As a research associate with the Smithsonian Center for Folklife and Cultural Heritage, Banfield will have access to the world’s largest museum to conduct his studies.

William Banfield has been appointed a research associate with the Smithsonian Center for Folklife and Cultural Heritage.
Image by Kelly Davidson

William Banfield, a professor in the Liberal Arts Department and director of Africana Studies at Berklee, has been appointed a research associate with the Smithsonian Center for Folklife and Cultural Heritage (CFCH), one of the Smithsonian’s 12 research and cultural centers. His tenure extends through July 31, 2021. Banfield’s work will focus on what he identifies as cultural through-lines, delineating the ways in which contemporary artistry and new works harken back and hold onto critical cultural linkages to understand tradition in the 21st century.

“We are thrilled to have Dr. Banfield on board as a research associate at the Center for Folklife and Cultural Heritage because of his trailblazing, innovative work,” said Greg Adams, assistant archivist in the center’s Ralph Rinzler Folklife Archives and Collections. “His pursuits with cultural through-lines will illuminate the ways in which popular and local traditions intersect with one another, where modern artistry, historical research, intercultural awareness, and critical engagement form the bedrock of sustainable programming and growth.”

Eric Woodward, Smithsonian Director of Fellowships and Internships, added, “In accepting the appointment at the Smithsonian, Dr. Banfield will have the opportunity for learning, study, and research through our unparalleled collections, experts, and facilities.”

The Smithsonian is the world’s largest museum, education, and research complex, with approximately 154 million artifacts, dedicated to public education, national service, and scholarship in art, design, science, technology, history, and culture. The Center for Folklife and Cultural Heritage is the educational unit of the Smithsonian. It produces the Smithsonian Folklife Festival, Smithsonian Folkways Recordings, exhibitions, documentary films and videos, publications, and educational materials, and is home to the Ralph Rinzler Folklife Archives and Collections. Its philosophy is to join high-quality scholarship with strong community participation and engaging educational outreach. Its activities have affected cultural heritage policies and practices at local, national, and international levels. Its programs and products have earned serious scholarly review, popular acclaim, broad media attention, and professional recognition.

“This link to the Smithsonian provides our students with a range of educational experiences and opportunities, more so than just another performance outlet, but a deepening of the ways we can connect to the culture of humanities studies,” said Banfield. “The institutional sharing between Berklee and the Smithsonian will be equally rich, with many mutually satisfactory results like Smithsonian/Berklee campus exchanges, concerts, tours, and exhibitions. My entire academic life has been working with an eye toward being invited to work as an elder appointed scholar at the Smithsonian.”

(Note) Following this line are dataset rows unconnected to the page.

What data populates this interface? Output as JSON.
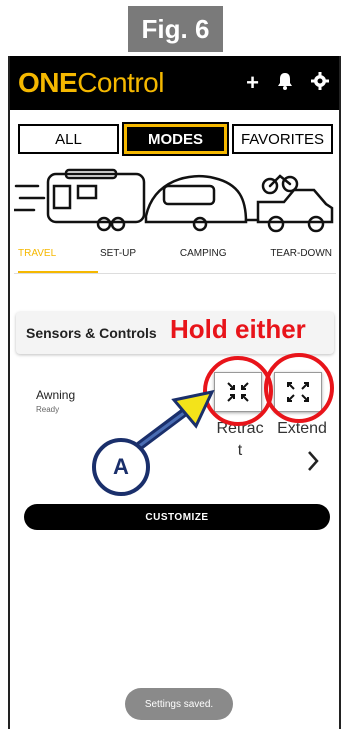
{
  "figure_label": "Fig. 6",
  "app": {
    "brand_bold": "ONE",
    "brand_light": "Control",
    "icons": [
      "plus-icon",
      "bell-icon",
      "gear-icon"
    ]
  },
  "top_tabs": [
    "ALL",
    "MODES",
    "FAVORITES"
  ],
  "active_top_tab": "MODES",
  "mode_tabs": [
    "TRAVEL",
    "SET-UP",
    "CAMPING",
    "TEAR-DOWN"
  ],
  "active_mode_tab": "TRAVEL",
  "section_title": "Sensors & Controls",
  "awning": {
    "name": "Awning",
    "status": "Ready",
    "retract_label_line1": "Retrac",
    "retract_label_line2": "t",
    "extend_label": "Extend"
  },
  "customize_label": "CUSTOMIZE",
  "toast": "Settings saved.",
  "annotations": {
    "hold_text": "Hold either",
    "callout_letter": "A"
  },
  "colors": {
    "brand": "#f5b800",
    "annotation_red": "#e8141a",
    "callout_blue": "#1a2f6b",
    "arrow_yellow": "#f3e31a"
  }
}
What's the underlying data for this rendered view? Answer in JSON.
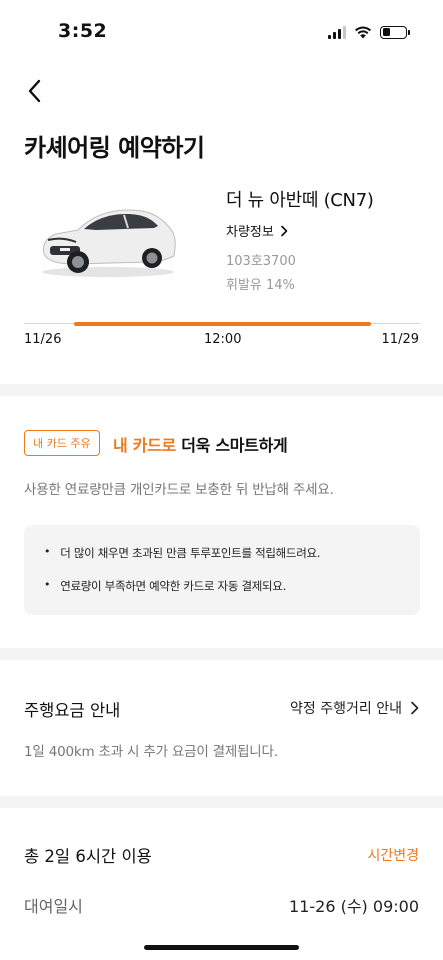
{
  "status_bar": {
    "time": "3:52"
  },
  "header": {
    "title": "카셰어링 예약하기"
  },
  "car": {
    "name": "더 뉴 아반떼 (CN7)",
    "info_link": "차량정보",
    "plate": "103호3700",
    "fuel": "휘발유 14%",
    "color_body": "#ececec"
  },
  "timeline": {
    "start": "11/26",
    "middle": "12:00",
    "end": "11/29",
    "progress_start": 0.125,
    "progress_end": 0.875,
    "accent": "#ee7a1c"
  },
  "card_section": {
    "badge": "내 카드 주유",
    "headline_accent": "내 카드로",
    "headline_rest": " 더욱 스마트하게",
    "description": "사용한 연료량만큼 개인카드로 보충한 뒤 반납해 주세요.",
    "bullets": [
      "더 많이 채우면 초과된 만큼 투루포인트를 적립해드려요.",
      "연료량이 부족하면 예약한 카드로 자동 결제되요."
    ]
  },
  "fee_section": {
    "title": "주행요금 안내",
    "link": "약정 주행거리 안내",
    "description": "1일 400km 초과 시 추가 요금이 결제됩니다."
  },
  "usage_section": {
    "title": "총 2일 6시간 이용",
    "change_link": "시간변경",
    "rent_label": "대여일시",
    "rent_value": "11-26 (수) 09:00"
  },
  "icons": {
    "back": "chevron-left-icon",
    "info_chevron": "chevron-right-icon",
    "fee_chevron": "chevron-right-icon"
  }
}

A composer, jazz guitarist, and recording artist, Banfield has written works that have been commissioned by several leading orchestras, recorded by prominent labels, and performed by luminaries such as Bobby McFerrin, Delfeayo Marsalis, Regina Carter, Billy Childs, and Nneena Freelon, among others. Banfield served as a W.E.B. Du Bois Fellow at Harvard in 2002 and was invited by Toni Morrison to serve as a visiting Princeton Atelier artist in 2003. Banfield has also hosted several National Public Radio/Minnesota Public Radio shows, including his own show, Essays of Note. His work has been recognized by the National Endowment for the Humanities and the National Endowment for the Arts, among many others.

He is the author of several books, including Cultural Codes: Makings of a Black Music Philosophy, Black Notes: Essays of a Musician Writing in a Post-Album Age, and Landscapes In Color: Conversations with Black American Composers. Banfield received his undergraduate degree from the New England Conservatory of Music, a master's degree in theology from Boston University, and his Doctor of Musical Arts in composition from the University of Michigan.